I’ve also sponsored a bill that increased transparency of health care pricing. With greater transparency, Individuals, business and government can start to shop for quality and cost. Local organizations like the Peak Alliance in Summit County are building on transparency to negotiate on behalf of local populations. For my senate district, local action is an effective tool.

While I’ve worked on bi partisan bills to reduce health care costs and insurance premiums, I’ve parted ways with others when their ideas include price controls and mandatory participation by providers. That sort of new program is essentially an extension of Medicaid.  Medicaid already distorts the health care system by causing providers to shift costs to those prices charged to insurance companies and individuals.

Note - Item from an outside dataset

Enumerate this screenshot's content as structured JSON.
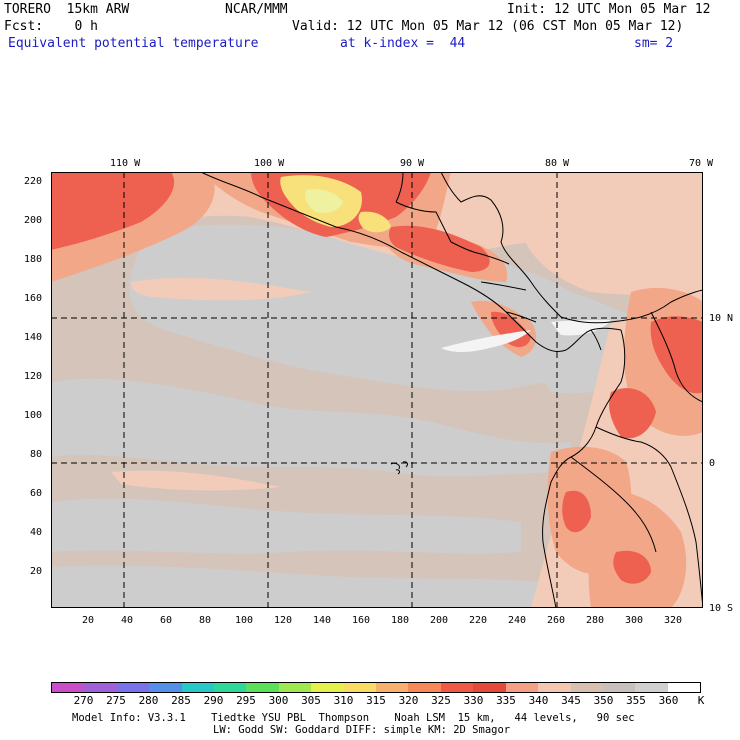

Instead, I’m leading the sponsorship of a different concept that relies on free-market competition and cost transparency. This exciting new approach is called the Total Cost of Care.  It’s working in other states already.  It focuses on a much larger arena than other more targeted attempts to control just one piece of the problem. It includes hospitals, doctors, pharmaceutical providers and companies, insurers, and consumers. It sets goals, measures progress, and includes corrective actions but looks at the entire health care delivery system instead of just a piecemeal approach.

Working together, we can make the world’s best health care system more affordable, transparent, and accessible, while maintaining the quality we expect here in Colorado.